“Okay, when did you swallow a Hallmark store?” I demanded, shaking my head as I sat up. I ran my fingers through the knots in my hair.
He rolled his eyes. “Mind if I use your shower?”
“Of course not.” I yawned and leaned against the headboard, wondering if I wanted to get up or sleep in for a few more hours. Undecided, I grabbed the TV remote from the drawer in my bedside table while Ryan went into the bathroom.
I flipped through the channels mindlessly, finally stopping on a rerun of a sitcom that had aired a decade earlier. As the shower turned on, I snuggled under the covers and did my best to pay attention to the storyline and not the naked man in my bathroom.
When a commercial came on, my mind wandered and I flipped to another channel to distract myself before I did something stupid like join him.
“The collision on interstate one-oh-five last night took hours for rescuers to clear. Sadly, the driver was pronounced dead on scene. Channel six news has since learned that it is believed he was heavily intoxicated at the time of the single-vehicle accident. Due to the driver’s reckless speeds, the car veered off the road and collided with a concrete barrier wall before it exploded into flames. The unusually dry November conditions led to a small fire that spread into the trees, but was ultimately contained by firefighters.”
Damn. I winced as the camera panned from the woman with dark hair and a perfectly schooled expression of grim horror to a destroyed black car. Pieces of it were strewn across the road, and the grass around the area was charred from where it had been on fire.
The screen returned to the news anchors, both who looked simultaneously bored and energetic. “Linda, any word on the identity of the driver?”

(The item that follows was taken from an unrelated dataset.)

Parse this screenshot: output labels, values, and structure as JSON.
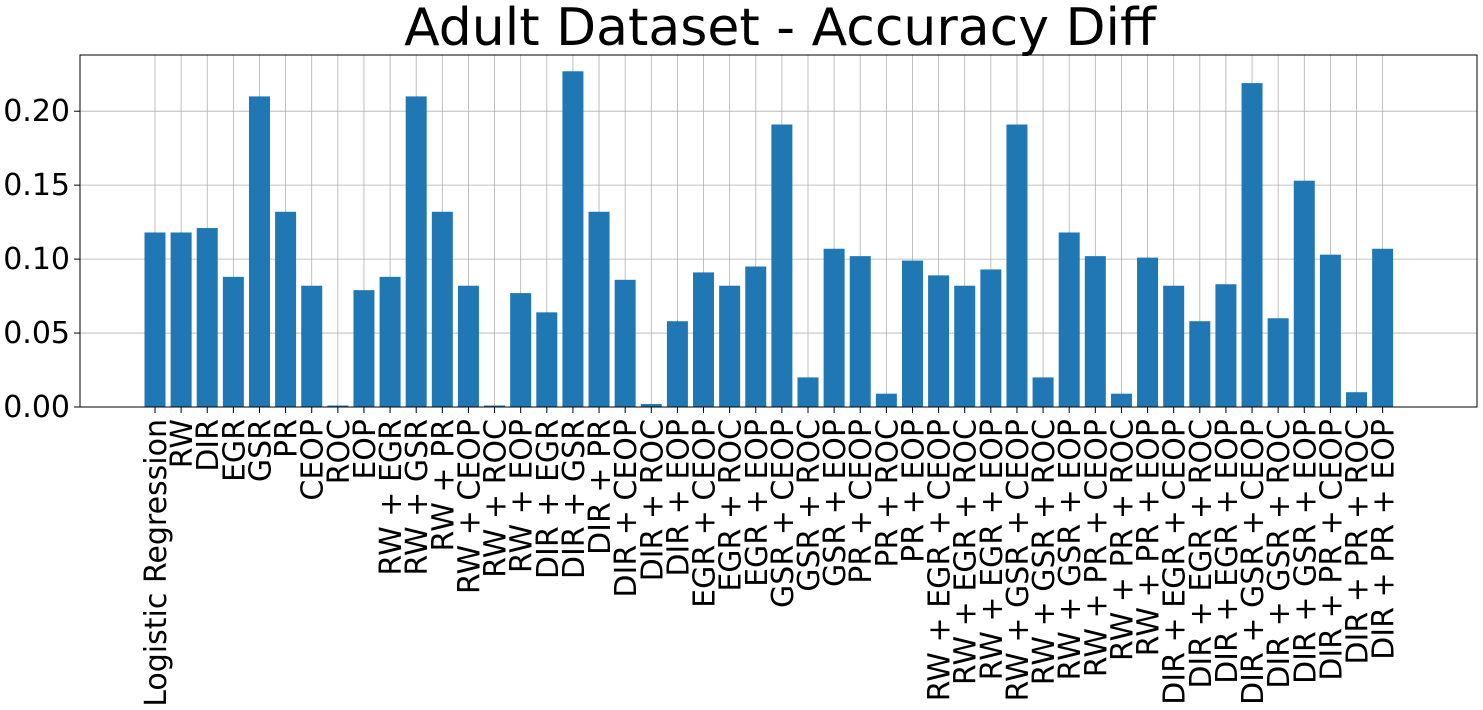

It cut back to the field reporter, Linda, who nodded gravely. “Yes, Pam, he’s been identified as Adam Kindell, long-time business partner to Cabot Industries CEO Gary Cabot.”
The room spun a little as I felt all the color leached from my face.
Holy fucking shit.
Adam was dead.
That mangled, burned-out husk of what used to be a car had been his. He’d probably been heading back from here when…
“Ryan!” I shouted, and a second later the water turned off.
He made it to the doorway, dripping, with a towel barely wrapped around his waist. “What’s wrong?”
I pointed at the screen.
He looked and frowned. “A car accident?”
“It’s Adam’s car,” I choked out. I expected Ryan to react with the same surprise I felt. To say something like, Damn, Maddie. It’s what he deserved.
Instead he just murmured, “Huh.”
I watched him closely, from the way he assessed the grisly scene with almost clinical indifference before looking at me.
“You don’t seem surprised,” I said slowly. A feeling I couldn’t place niggled at the back of my mind. “Why don’t you seem surprised?”
“Accidents happen all the time,” he replied, his expression giving nothing away.
“Ryan—” I cut myself off because no. No way. I was being crazy.
“What?” Ryan pressed, a thread of steel in his tone that hadn’t been there a second ago. His gaze sharpened as he watched me.
“Did you do this?” I whispered.
He might as well have been carved from slate for all the emotion he was giving. “Did I do what?”
I swallowed uneasily. “Did you… Did you kill Adam?”
His brows lifted slowly. “It looks like Adam killed Adam.”
“That’s not what I asked.” I could feel my heart pounding in my chest. I fisted the comforter in my hands, desperately needing something to hold on to.
Ryan gave me a careful look. “Maddie, I need you to think about what you’re asking me. And then ask if you really want the answer, because I don’t want to lie to you.” He held up a finger when my eyes went wide. “I mean it—Adam killed Adam. His choices sealed his fate.”